Diagnosis of imperforate hymen is based on clinical examination of the external genitalia. In addition, a trans-abdominal ultrasound may detect a cystic mass corresponding to an enlarged vagina-uterus in the pelvic region [8]. These cases need to be monitored with magnetic resonance imaging to determine the thickness of the imperforate hymen and to rule out congenital Mulleriantube anomalies [9,10]. Delay in the diagnosis and treatment of imperforate hymen may cause complications including infection, endometriosis and infertility consequently [11].

Conclusion


Adolescents with severe urinary retention, especially those who have not experienced menstruation in their mid-teens, or those with a defective uterus with hematocalpos should be considered for a possible differential diagnosis and an intensive examination of the external genitalia, and must be given immediate treatment.

References


  1. Parazzini F, Cecchetti G (1990) The frequency of imperforate hymen in Northern Italy. Int J Epidemiol 19: 763-764.
  2. Stelling JR, Gray MR, Davis AJ, et al. (2000) Dominant transmission of imperforate hymen. Fertil Steril 74: 1241-1244.
  3. Te Lindes Operative Gynecology.
  4. Jacquemyn Y, De Catte L, Vaerenberg M (1998) Fetal ascites associated with an imperforate hymen: sonographic observation. Ultrasound Obstet Gynecol 12: 67-69.
  5. Ossman AME, El-Masry YI, El-Namoury MM, et al. (2016) Spontaneous reformation of imperforate hymen after repeated hymenectomy. J Pediatr Adolesc Gynecol 29: e63-e65.
  6. Abraham C (2019) Imperforate hymen causing hematocolpos and urinary retention. J Emerg Med 57: 238-240.
  7. Lee KH, Hong JS, Jung HJ, et al. (2019) Imperforate hymen: A comprehensive systematic review. J Clin Med 8: 56.
  8. Imperforate hymen (2017) 102-103.
  9. Laghzaoui O (2016) Congenital imperforate hymen. BMJ Case Rep 2016: bcr2016215124.
  10. Kapsalaki E, Daponte A, Deligeoroglou E, et al. (2011) The role of MRI in young adolescent girls with hematocolpos. Eur J Radiol Extra 78: e97-e100.
  11. Eksioglu AS, Maden HA, Cinar G, et al. (2012) Imperforate hymen causing bilateral hydroureteronephrosis in an infant with bicornuate uterus. Case Rep Urol 2012: 102683.

Abstract


Imperforate hymen is relatively rare, but it is the most common obstructive abnormality of the female lower genital tract. The clinical presentation varies considerably from patient to patient depending on the age at which the diagnosis is made, but in most cases the diagnosis is missed in early childhood. Therefore, the diagnosis is made after puberty when the patient has hematocolpos, hematoma or both. When this happens, the presentation may be tactical as the patient may have symptoms such as urinary retention or intestinal cryptomenorrhea.

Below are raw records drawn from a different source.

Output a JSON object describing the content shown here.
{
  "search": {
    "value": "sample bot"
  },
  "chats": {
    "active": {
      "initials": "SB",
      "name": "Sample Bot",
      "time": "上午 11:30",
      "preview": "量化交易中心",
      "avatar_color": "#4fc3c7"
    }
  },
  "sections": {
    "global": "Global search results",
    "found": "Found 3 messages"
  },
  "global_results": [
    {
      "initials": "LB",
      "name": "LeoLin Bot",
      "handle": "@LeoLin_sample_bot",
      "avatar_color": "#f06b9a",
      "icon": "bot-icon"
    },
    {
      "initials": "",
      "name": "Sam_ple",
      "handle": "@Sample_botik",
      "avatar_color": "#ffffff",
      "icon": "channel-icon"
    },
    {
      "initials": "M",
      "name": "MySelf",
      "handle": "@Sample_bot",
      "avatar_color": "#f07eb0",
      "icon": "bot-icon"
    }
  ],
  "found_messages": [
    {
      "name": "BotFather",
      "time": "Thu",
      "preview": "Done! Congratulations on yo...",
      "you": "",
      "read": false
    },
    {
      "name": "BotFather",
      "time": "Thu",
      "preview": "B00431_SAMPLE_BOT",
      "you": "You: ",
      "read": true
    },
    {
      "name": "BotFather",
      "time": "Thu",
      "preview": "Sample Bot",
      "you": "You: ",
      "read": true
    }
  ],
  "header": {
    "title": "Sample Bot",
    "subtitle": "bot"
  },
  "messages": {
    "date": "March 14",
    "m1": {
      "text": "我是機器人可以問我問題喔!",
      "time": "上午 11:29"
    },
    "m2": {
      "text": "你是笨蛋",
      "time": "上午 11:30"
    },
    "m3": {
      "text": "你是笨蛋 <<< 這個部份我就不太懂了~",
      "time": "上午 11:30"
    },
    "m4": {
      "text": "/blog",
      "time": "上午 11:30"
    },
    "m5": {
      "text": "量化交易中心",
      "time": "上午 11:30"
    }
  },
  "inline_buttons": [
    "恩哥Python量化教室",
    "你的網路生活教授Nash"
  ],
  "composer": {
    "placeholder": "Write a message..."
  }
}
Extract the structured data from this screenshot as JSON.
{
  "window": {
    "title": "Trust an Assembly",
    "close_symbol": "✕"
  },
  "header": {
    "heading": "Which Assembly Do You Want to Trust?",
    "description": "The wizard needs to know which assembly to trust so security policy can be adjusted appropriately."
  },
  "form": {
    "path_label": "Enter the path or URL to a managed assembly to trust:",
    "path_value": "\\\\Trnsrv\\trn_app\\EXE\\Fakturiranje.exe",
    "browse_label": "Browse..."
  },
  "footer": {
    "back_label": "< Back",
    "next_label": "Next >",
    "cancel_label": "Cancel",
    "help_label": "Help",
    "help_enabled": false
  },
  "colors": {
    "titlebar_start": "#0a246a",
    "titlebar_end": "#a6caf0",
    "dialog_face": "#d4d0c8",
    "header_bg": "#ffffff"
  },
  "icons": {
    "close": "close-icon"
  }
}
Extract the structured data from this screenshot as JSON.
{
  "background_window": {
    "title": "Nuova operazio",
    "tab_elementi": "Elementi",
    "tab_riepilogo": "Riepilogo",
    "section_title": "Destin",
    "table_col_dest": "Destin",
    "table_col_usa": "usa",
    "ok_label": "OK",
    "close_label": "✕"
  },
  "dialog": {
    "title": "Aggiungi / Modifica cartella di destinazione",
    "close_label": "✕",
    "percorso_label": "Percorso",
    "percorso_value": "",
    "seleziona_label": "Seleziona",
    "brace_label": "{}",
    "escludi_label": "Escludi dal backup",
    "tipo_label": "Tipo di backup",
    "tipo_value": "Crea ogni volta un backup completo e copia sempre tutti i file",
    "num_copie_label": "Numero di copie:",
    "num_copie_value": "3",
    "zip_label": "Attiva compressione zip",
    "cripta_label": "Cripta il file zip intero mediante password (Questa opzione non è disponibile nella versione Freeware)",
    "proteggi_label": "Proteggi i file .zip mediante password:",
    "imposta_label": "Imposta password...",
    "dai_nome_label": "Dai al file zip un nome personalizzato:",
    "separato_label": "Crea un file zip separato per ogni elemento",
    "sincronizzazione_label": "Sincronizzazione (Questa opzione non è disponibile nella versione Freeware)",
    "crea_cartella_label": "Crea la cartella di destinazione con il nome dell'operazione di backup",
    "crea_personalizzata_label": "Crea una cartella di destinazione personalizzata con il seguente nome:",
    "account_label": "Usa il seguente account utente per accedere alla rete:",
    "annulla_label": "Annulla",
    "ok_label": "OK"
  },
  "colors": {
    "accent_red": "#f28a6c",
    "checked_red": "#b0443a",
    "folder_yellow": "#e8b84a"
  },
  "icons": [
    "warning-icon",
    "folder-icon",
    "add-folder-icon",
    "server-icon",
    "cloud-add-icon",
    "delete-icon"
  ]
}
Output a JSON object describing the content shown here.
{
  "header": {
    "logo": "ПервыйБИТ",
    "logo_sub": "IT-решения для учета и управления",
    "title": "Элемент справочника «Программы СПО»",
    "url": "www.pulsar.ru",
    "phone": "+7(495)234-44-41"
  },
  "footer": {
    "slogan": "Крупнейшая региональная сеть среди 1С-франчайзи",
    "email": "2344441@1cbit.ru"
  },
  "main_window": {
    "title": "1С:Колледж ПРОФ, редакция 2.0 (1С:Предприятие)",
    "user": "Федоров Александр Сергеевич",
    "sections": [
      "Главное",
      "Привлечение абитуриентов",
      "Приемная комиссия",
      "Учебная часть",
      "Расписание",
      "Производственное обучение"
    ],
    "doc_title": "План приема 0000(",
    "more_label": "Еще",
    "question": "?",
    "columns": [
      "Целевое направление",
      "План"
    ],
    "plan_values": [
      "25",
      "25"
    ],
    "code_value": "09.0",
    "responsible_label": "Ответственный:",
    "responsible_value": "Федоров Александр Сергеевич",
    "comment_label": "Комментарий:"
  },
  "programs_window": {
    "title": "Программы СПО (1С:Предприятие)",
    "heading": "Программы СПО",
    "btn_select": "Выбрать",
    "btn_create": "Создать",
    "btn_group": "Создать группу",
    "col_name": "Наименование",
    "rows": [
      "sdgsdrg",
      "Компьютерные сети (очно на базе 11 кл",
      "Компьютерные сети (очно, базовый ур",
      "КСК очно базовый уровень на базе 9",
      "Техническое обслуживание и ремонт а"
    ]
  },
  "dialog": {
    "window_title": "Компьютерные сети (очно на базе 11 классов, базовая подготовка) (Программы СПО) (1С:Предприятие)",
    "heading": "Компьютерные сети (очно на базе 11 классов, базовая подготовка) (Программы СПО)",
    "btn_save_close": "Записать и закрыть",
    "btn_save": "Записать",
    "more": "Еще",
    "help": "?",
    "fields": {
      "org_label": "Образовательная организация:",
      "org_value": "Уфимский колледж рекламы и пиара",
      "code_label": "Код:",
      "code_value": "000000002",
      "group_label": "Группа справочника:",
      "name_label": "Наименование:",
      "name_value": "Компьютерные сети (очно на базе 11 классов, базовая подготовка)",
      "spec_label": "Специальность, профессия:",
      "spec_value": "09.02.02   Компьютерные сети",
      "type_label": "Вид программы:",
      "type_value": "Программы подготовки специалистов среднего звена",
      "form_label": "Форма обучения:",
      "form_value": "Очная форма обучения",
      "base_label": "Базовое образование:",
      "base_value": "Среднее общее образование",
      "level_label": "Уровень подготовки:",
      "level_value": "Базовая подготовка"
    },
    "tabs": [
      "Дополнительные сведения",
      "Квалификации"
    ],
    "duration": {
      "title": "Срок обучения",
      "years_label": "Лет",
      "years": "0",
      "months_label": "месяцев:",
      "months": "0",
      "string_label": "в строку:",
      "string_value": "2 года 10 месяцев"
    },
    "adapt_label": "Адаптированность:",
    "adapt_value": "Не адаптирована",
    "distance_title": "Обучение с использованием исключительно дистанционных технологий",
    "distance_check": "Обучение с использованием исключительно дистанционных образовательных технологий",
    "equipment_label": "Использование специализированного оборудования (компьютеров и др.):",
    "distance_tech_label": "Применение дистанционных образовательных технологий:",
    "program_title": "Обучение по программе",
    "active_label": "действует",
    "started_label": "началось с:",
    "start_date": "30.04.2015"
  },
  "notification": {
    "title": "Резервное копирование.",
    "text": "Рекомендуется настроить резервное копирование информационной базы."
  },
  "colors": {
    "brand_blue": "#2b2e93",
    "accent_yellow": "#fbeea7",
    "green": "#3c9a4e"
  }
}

In this case we reported a 13 years old adolescent with imperforate hymen and presented with history of lower abdominal pain and distension associated with difficulty in passing of urine. She was treated by hymenotomy and improved before discharged home. This case report presents the possibility that hematocolposed hymen may be used as a differential diagnosis in adolescent girls, especially those who have not yet reached puberty and may have severe urinary retention, so as to eliminate the possibility of imperforate hymen, as a cause of acute urinary retention due to haematocolpos.